The special committee overseeing Dell’s future has rejected CEO Michael Dell’s request to change the voting rules for his $24.6 billion bid for the company, a damaging blow to his desire to buy the namesake firm and take it private.
However, in a letter sent to Michael Dell and private equity firm Silver Lake Partners July 30, the committee did offer to delay the shareholder vote again to give them more time to try to pull together the necessary support for the offer.
The caveat is that, if the committee was to delay the vote, it would be on the revised bid of $13.75 per share that Michael Dell and Silver Lake offered last week. Otherwise, the committee will go ahead with the scheduled vote Aug. 2 on the original proposal of $13.65 per share.
Michael Dell has yet to respond to the committee’s letter.
The CEO’s efforts to buy the company he founded 29 years ago and take it private has been under fire since it was announced in February. A number of large shareholders have promised to vote against it, saying it undervalued the company and would benefit Michael Dell and Silver Lake at the expense of investors. In addition, activist investor Carl Icahn, who now is the largest outside investor in the company, and shareholder Southeastern Asset Management have offered an alternative proposal that includes buying up to 1.1 billion shares for $14 each and keeping the company public.
Michael Dell has argued that taking the company private is the best way to accelerate its transformation from primarily a PC maker to an enterprise IT solutions and services vendor. The company has been impacted by the contracting global PC market, and Michael Dell said that by going private, he and Silver Lake take on the risks associated with remaking Dell while investors receive a premium for their shares.
The shareholder vote on their offer has been put off twice since July 18, with Michael Dell most recently offering what he said is his final offer to raise the bid to $13.75 a share in exchange for a change in the voting rules. As the July 24 vote approached, it was widely believed that the CEO did not have the necessary 42 percent of outstanding shares being voted in his favor.
A problem for him was in the voting rules, which read that any shares not voting were automatically put into the “no” column. The number of shares against his proposal make up about 20 percent, which means that Michael Dell and Silver Lake need all the votes they can get to his the 42 percent mark. However, the CEO has noted that there are a higher number of shares that have not voted than was expected.
In a letter to the special committee July 24, he asked that the voting rules be changed so that unvoted shares not automatically be voted as “no” votes.
“Currently, over 25 percent of the unaffiliated shares have not voted,” Michael Dell wrote. “This means that even if a majority of the unaffiliated shares that vote on the transaction want to accept our offer, the will of the majority may be defeated by the shares that do not vote. I think this is clearly unfair.”
Over the past week, Icahn has blasted both Michael Dell and the special committee, pointing out that the terms of the vote were negotiated between the CEO and committee as part of the proposal, and that changing the terms of the deal so close to the vote would be unfair. He said the company was not a “banana republic” and that Michael Dell’s request should be rejected.

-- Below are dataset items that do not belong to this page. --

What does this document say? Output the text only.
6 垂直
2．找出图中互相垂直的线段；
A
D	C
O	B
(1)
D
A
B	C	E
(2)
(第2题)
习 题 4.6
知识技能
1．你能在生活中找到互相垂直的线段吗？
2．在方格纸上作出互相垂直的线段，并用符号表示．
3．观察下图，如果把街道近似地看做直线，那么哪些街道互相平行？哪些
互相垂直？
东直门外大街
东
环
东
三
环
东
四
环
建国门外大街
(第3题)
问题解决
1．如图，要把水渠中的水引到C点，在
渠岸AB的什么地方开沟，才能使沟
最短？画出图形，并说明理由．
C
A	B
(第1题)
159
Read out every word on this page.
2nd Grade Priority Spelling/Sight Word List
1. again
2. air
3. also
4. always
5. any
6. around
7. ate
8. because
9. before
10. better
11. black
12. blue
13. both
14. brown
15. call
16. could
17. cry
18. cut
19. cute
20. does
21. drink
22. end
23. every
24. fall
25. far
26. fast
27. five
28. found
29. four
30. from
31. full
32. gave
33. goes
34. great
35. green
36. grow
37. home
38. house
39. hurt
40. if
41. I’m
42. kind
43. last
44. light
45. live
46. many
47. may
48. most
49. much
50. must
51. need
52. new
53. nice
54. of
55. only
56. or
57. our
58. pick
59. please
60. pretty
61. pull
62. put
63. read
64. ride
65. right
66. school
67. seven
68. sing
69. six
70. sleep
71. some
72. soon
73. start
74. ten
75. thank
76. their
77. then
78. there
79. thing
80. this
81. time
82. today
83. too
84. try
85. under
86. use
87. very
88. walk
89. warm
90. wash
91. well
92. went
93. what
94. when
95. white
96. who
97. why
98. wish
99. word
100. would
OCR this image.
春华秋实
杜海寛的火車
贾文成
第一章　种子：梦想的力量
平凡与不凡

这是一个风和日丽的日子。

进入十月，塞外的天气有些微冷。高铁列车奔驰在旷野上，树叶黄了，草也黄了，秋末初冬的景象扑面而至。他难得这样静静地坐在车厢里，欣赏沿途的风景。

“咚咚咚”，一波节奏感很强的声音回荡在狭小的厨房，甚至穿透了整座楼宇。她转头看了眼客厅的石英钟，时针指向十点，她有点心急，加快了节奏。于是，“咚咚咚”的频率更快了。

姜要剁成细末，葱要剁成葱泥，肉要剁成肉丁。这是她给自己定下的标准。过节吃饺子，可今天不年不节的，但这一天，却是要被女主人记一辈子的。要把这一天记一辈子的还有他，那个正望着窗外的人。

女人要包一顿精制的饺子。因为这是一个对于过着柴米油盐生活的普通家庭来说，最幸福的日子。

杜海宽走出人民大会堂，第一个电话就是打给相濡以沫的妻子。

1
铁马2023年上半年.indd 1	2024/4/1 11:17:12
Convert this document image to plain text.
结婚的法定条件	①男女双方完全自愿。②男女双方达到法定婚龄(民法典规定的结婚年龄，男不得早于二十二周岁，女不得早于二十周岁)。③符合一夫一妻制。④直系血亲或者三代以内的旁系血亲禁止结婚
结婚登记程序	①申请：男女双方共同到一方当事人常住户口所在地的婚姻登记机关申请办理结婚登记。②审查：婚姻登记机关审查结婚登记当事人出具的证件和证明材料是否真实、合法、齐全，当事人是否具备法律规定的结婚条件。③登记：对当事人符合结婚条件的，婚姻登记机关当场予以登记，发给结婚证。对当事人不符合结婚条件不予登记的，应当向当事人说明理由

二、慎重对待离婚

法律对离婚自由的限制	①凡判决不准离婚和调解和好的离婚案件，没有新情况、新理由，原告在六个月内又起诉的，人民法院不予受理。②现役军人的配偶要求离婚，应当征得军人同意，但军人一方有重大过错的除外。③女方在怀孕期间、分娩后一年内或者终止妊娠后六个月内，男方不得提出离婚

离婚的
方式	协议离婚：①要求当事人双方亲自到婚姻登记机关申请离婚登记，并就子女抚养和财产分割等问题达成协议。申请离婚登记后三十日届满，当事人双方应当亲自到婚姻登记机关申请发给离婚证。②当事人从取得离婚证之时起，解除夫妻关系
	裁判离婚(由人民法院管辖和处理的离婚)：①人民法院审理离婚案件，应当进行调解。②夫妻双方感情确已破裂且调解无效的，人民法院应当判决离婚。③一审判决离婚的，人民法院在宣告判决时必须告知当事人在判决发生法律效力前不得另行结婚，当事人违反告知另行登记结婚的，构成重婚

It’s unclear how this will unfold. An anonymous source told Reuters July 31 that the Michael Dell-Silver Lake group does not believe it can win a shareholder vote without the voting rules change, and that extending the time before the vote would not make up for not changing those rules.
In a letter July 24 to shareholders, Michael Dell said that “the decision is now yours. I am at peace either way and I will honor your decision.” He later told the Wall Street Journal that he plans to stay on with the company even if shareholders reject his offer and Dell remains public. Icahn has said that if he were to gain control over Dell, that Michael Dell would not remain as CEO and that a new board of directors would be elected.